De façon générale, la participation asiatique aux Forums populaires est plus significative que l’européenne, et c’est dommage tant pour les Asiatiques que pour les Européens. La perspective « chinoise » permettra-t-elle d’associer à nouveau un éventail plus diversifié de mouvements en Europe au processus AEPF. ?
En effet, le prochain sommet ASEM, en 2008, se réunira en Chine. Dans quelle mesure sera-t-il possible d’organiser un Forum populaire dans ce pays et avec quels partenaires ? La question se pose déjà. La réunion d’Helsinki a donné lieu à de vifs échanges, sur la question du Tibet par exemple. Les effets de l’intégration de la Chine à l’OMC se font sentir dans le pays, alimentant de violents conflits sociaux. L’accroissement des inégalités suscite de nouveaux débats politiques. La perception qu’ont les mouvements asiatiques de cet Etat a profondément évolué. Les solidarités doivent être aujourd’hui pensées en conséquence.
Depuis le premier Forum populaire, en 1996, bien des choses ont changé. L’altermondialisme a pris son envol. L’internationalisation rapide des forums sociaux de Porto Alegre (2001) à l’Europe (2002) et à l’Asie (2003) a ouvert de nouvelles possibilités de coopérations entre mouvements européens et asiatiques. La situation des populations déplacées et émigrées s’est encore fragilisée, alors que les politiques « sécuritaires » mettent en cause les droits de toutes et tous. Le continent eurasiatique apparaît comme un zone de conflits croissants, alors que l’idéologie impériale du « choc des civilisations » tente d’étouffer les solidarités est-ouest et nord-sud.

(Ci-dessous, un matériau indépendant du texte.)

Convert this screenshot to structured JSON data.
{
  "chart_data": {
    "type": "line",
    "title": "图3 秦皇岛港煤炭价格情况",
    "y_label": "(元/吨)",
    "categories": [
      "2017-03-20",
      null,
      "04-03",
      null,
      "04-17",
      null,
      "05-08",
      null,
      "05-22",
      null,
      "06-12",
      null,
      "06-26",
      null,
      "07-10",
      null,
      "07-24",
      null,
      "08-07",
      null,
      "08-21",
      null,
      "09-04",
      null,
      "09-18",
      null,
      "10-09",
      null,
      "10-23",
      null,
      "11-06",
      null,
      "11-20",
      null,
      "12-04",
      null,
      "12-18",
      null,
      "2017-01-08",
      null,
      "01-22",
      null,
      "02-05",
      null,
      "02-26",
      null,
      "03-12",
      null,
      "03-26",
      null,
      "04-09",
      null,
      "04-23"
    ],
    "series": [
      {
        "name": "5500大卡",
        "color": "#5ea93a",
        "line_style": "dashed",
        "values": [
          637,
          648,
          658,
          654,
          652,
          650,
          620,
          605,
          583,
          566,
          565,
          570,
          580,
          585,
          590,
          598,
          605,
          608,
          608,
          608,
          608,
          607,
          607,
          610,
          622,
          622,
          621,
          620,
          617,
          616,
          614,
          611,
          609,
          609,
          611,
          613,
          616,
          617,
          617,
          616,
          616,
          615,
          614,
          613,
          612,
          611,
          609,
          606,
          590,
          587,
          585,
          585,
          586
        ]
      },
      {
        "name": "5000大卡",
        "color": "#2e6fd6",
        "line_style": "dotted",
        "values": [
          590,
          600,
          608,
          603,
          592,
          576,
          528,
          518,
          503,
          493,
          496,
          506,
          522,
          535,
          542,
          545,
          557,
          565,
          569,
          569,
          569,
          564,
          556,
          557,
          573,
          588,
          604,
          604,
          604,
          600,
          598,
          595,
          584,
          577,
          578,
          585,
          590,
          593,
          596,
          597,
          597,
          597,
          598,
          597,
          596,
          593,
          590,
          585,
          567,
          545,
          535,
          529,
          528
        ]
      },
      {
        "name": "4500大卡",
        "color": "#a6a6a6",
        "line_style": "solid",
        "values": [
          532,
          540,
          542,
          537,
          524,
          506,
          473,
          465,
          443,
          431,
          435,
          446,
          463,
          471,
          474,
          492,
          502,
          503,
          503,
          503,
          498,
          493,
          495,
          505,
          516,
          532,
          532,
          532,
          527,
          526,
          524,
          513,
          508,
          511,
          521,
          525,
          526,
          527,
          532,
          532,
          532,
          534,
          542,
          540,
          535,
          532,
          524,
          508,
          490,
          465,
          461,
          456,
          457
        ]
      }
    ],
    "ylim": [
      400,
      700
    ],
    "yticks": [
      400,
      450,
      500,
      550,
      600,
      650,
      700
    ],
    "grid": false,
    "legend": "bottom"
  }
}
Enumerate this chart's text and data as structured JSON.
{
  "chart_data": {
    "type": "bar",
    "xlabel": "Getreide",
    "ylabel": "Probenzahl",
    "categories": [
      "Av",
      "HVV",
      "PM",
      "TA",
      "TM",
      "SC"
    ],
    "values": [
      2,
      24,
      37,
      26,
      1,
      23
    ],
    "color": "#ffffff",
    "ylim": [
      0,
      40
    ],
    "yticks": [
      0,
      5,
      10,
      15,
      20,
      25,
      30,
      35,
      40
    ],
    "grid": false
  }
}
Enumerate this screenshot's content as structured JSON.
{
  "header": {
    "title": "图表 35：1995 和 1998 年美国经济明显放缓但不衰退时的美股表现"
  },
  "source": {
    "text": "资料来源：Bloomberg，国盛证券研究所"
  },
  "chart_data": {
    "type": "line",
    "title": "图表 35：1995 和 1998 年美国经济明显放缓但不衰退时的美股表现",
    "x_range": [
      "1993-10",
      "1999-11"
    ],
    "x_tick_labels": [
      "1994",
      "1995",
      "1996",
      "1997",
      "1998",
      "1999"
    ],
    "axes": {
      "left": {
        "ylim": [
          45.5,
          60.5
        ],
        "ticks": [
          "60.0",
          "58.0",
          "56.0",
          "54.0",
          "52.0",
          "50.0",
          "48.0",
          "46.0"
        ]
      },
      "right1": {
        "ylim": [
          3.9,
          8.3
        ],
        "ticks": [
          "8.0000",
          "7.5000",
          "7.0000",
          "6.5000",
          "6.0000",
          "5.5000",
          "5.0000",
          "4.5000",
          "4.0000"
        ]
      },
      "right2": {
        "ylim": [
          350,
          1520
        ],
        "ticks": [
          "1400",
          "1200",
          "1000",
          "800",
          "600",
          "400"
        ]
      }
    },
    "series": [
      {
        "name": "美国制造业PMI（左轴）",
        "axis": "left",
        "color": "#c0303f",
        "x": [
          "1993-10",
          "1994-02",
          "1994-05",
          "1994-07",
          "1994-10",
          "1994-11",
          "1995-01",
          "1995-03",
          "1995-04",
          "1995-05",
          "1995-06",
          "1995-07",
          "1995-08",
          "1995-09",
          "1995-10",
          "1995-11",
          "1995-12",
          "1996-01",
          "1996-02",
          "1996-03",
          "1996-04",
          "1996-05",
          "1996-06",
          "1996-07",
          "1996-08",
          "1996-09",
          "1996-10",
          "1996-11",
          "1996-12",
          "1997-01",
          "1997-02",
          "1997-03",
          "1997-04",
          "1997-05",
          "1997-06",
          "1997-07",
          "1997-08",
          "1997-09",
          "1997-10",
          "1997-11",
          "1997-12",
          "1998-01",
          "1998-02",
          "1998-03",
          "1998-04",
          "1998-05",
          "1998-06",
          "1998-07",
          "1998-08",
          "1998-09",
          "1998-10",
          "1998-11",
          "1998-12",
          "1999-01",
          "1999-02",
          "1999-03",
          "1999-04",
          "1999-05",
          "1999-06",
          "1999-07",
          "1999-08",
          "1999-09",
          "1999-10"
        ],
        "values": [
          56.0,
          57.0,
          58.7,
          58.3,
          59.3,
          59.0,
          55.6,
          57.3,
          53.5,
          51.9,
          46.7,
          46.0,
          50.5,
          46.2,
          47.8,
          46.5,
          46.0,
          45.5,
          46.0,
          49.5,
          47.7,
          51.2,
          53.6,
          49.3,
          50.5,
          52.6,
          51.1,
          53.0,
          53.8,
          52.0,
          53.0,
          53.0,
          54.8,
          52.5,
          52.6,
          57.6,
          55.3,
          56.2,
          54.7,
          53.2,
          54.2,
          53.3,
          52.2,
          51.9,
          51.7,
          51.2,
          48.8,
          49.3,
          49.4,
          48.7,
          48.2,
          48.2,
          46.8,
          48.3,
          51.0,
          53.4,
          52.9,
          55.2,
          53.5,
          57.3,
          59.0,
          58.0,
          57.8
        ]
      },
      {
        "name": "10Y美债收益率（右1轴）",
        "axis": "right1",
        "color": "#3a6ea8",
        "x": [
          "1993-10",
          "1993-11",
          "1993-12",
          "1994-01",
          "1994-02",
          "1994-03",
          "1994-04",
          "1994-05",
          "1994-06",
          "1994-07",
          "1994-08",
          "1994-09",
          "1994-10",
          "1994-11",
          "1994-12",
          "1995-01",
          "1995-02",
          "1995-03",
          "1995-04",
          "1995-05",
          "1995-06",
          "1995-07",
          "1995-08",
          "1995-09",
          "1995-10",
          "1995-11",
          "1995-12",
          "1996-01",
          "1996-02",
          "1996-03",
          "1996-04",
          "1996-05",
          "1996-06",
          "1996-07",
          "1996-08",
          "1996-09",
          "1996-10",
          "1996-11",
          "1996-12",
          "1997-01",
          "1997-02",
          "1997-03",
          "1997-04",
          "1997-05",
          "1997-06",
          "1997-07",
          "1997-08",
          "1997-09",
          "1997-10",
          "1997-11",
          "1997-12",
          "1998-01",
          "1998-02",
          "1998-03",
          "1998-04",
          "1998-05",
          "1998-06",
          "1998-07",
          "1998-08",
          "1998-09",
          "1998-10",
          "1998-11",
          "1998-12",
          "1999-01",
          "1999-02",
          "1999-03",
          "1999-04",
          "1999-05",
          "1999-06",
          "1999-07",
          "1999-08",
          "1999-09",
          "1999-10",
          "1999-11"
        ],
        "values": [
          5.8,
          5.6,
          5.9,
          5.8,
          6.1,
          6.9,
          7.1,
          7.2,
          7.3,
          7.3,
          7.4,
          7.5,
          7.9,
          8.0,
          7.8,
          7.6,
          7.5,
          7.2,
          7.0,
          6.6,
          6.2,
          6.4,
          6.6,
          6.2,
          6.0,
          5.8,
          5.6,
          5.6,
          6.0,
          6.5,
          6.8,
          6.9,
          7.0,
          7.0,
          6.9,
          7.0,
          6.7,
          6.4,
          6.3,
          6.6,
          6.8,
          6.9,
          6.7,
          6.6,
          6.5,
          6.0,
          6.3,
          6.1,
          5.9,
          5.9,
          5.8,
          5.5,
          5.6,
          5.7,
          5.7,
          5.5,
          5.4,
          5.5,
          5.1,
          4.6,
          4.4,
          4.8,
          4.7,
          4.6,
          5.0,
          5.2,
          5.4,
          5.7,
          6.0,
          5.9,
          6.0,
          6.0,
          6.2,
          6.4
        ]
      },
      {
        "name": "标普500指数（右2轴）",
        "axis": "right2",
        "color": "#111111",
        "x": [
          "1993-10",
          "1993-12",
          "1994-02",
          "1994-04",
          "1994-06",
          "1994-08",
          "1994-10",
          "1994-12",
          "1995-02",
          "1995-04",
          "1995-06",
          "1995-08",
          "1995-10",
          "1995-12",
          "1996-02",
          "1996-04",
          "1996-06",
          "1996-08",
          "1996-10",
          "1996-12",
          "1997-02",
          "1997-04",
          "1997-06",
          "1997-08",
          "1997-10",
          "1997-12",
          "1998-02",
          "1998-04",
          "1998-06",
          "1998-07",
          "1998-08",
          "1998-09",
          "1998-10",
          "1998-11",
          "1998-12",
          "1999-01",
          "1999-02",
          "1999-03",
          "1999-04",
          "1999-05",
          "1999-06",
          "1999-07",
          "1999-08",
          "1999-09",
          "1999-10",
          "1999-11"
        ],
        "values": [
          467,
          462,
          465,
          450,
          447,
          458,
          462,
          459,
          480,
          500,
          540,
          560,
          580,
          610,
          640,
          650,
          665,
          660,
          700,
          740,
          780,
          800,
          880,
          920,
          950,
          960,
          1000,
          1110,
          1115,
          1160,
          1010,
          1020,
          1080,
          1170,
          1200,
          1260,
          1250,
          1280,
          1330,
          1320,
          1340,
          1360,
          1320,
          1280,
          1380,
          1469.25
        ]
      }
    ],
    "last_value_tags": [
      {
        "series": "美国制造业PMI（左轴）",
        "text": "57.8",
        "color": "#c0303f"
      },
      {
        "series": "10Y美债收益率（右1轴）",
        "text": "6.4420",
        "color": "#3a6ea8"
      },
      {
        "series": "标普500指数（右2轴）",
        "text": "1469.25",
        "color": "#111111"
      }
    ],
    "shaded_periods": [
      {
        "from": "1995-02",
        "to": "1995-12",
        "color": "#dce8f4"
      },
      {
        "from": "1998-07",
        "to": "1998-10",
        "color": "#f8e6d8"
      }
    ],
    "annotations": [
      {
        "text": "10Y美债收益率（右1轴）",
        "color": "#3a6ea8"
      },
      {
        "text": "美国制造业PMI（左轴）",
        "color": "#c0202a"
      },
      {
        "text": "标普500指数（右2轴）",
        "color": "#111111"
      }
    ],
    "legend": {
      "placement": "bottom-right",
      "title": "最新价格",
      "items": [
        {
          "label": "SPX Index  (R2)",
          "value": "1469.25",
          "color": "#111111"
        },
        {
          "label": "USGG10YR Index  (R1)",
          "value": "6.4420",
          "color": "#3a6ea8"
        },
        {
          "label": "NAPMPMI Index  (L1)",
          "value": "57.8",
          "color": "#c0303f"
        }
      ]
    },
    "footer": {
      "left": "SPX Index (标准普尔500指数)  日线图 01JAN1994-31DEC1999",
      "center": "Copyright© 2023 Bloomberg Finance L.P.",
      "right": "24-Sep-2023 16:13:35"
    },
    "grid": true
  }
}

Le Forum populaire Asie-Europe a certes évolué depuis sa constitution, comme en témoignent sa Charte [6] (qui s’est inspirée de l’expérience des forums sociaux) et la Déclaration d’Helsinki. Mais probablement trop lentement. La septième AEPF va représenter un test important sur la vitalité du processus militant et sa capacité à répondre aux nouvelles échéances.
Notes
[1] Le processus ASEM inclut les 25 pays de l’Union européenne, les 10 pays de l’ANASE (plus connue sous son sigle anglais ASEAN), ainsi que la Chine, le Japon et la Corée du Sud.
[2] Communiqué de presse de l’AEPF du 5 septembre 2006, Political killings in the AEPF spotlight as ASEM ignores human rights.
[3] L’Association des nations de l’Asie du Sud-Est (ANASE ou ASEAN) comprend la Birmanie, Brunei, le Cambodge, l’Indonésie, le Laos, la Malaisie, les Philippines, Singapour, la Thaïlande, le Vietnam.
[4] Voir notamment Asem 6, 10-11 September 2006, Helsinki. 10 Years of Asem : Global Challenges - Joint Responses, Commission européenne, Bruxelles 2006, chapitre 3 (« What does Asem do ? »).